Carta de Belém: a voz da sociedade civil no GT

Outro ponto a salientar na redação da Declaração é o reconhecimento do papel que as comunidades locais, incluindo mulheres, jovens, idosos e pessoas com deficiência, bem como povos indígenas têm em ações pela redução de tais riscos. Tal tópico dialoga com a Carta de Belém, que ao fim da Reunião Ministerial foi entregue à presidência brasileira, na figura dos ministros coordenadores, pela militante indígena Christhiana Wira Suruí, que compõe o Movimento Pela Soberania Popular na Mineração.

“É preciso rever o modelo econômico vigente e eliminar a produção e queima de combustíveis fósseis, responsável por mais de ⅔ das emissões que provocam o aquecimento global, bem como implementar políticas para o desmatamento zero. Urgem acordos internacionais por uma transição energética justa, a começar pelos mais ricos, além da responsabilização dos impactos causados pelas corporações transnacionais do agronegócio, da mineração, do setor energético, imobiliário e de infraestrutura, que hoje significam ameaça às populações locais”, destaca o documento assinado por 15 entidades que se estruturam a nível regional e nacional.

As linhas gerais do documento já haviam sido citadas ontem (31), no evento paralelo “Equidade em Ação: Acelerando Abordagens Inclusivas para Reduzir o Risco de Desastres”, que aconteceu como mesa redonda aberta à participação social no escopo discussões de alto nível do Grupo de Trabalho.

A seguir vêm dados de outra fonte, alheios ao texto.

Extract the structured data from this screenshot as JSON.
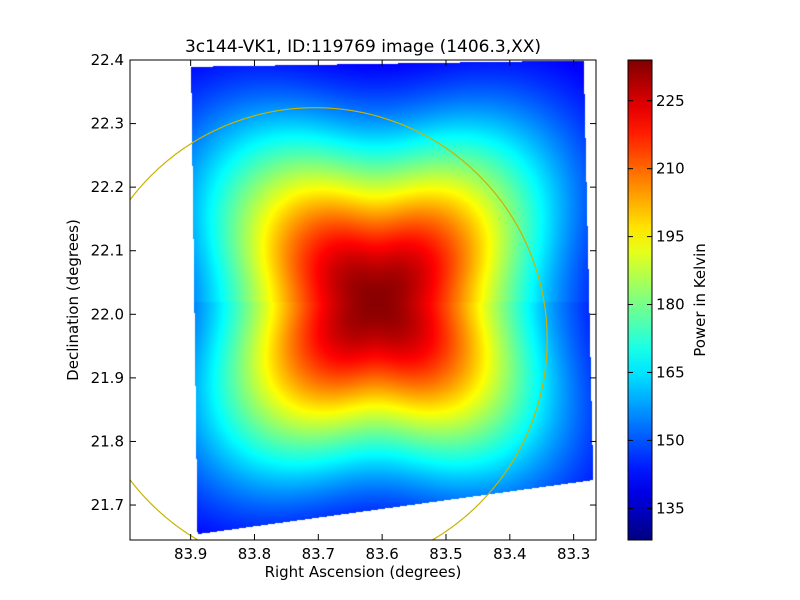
{
  "chart_data": {
    "type": "heatmap",
    "title": "3c144-VK1, ID:119769 image (1406.3,XX)",
    "xlabel": "Right Ascension (degrees)",
    "ylabel": "Declination (degrees)",
    "xlim": [
      83.995,
      83.265
    ],
    "ylim": [
      21.645,
      22.4
    ],
    "x_ticks": [
      83.9,
      83.8,
      83.7,
      83.6,
      83.5,
      83.4,
      83.3
    ],
    "x_tick_labels": [
      "83.9",
      "83.8",
      "83.7",
      "83.6",
      "83.5",
      "83.4",
      "83.3"
    ],
    "y_ticks": [
      21.7,
      21.8,
      21.9,
      22.0,
      22.1,
      22.2,
      22.3,
      22.4
    ],
    "y_tick_labels": [
      "21.7",
      "21.8",
      "21.9",
      "22.0",
      "22.1",
      "22.2",
      "22.3",
      "22.4"
    ],
    "grid": false,
    "colormap": "jet",
    "colorbar": {
      "label": "Power in Kelvin",
      "vmin": 128,
      "vmax": 234,
      "ticks": [
        135,
        150,
        165,
        180,
        195,
        210,
        225
      ],
      "tick_labels": [
        "135",
        "150",
        "165",
        "180",
        "195",
        "210",
        "225"
      ]
    },
    "peak": {
      "ra": 83.61,
      "dec": 22.02,
      "value": 233
    },
    "edge_value": 133,
    "data_footprint_corners": [
      {
        "ra": 83.9,
        "dec": 22.39
      },
      {
        "ra": 83.285,
        "dec": 22.4
      },
      {
        "ra": 83.27,
        "dec": 21.74
      },
      {
        "ra": 83.89,
        "dec": 21.655
      }
    ],
    "beam_circle": {
      "center_ra": 83.705,
      "center_dec": 21.96,
      "radius_deg": 0.365,
      "color": "#c8b400"
    }
  }
}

Compêndios: para além da Declaração Ministerial

Ainda ontem (31), o Grupo já havia lançado seis compêndios para orientar a gestão de riscos em casos de eventos extremos. O conjunto de publicações foi resultado de uma série de debates entre autoridades internacionais e representantes de movimentos sociais e sociedade civil organizada e focou nos seguintes temas:

1. Engajamento de pessoas em situação de vulnerabilidade
2. Infraestrutura resiliente a desastres
3. Soluções baseadas na natureza
4. Recuperação inclusiva e resiliente
5. Sistemas de Alerta Precoce
6. Abrigamento de crianças, mulheres, adolescentes e pessoas em situação de risco

Desenvolvidos com a colaboração do Escritório das Nações Unidas para Redução de Riscos de Desastres (UNDRR), Coalizão para Infraestruturas Resilientes a Desastres (CDRI), Organização das Nações Unidas para a Educação, a Ciência e a Cultura (Unesco), Organização Meteorológica Mundial (OMM) e o Fundo das Nações Unidas para a Infância (Unicef), os compêndios oferecem diretrizes fundamentais e estudos de casos que servirão de referência para as nações.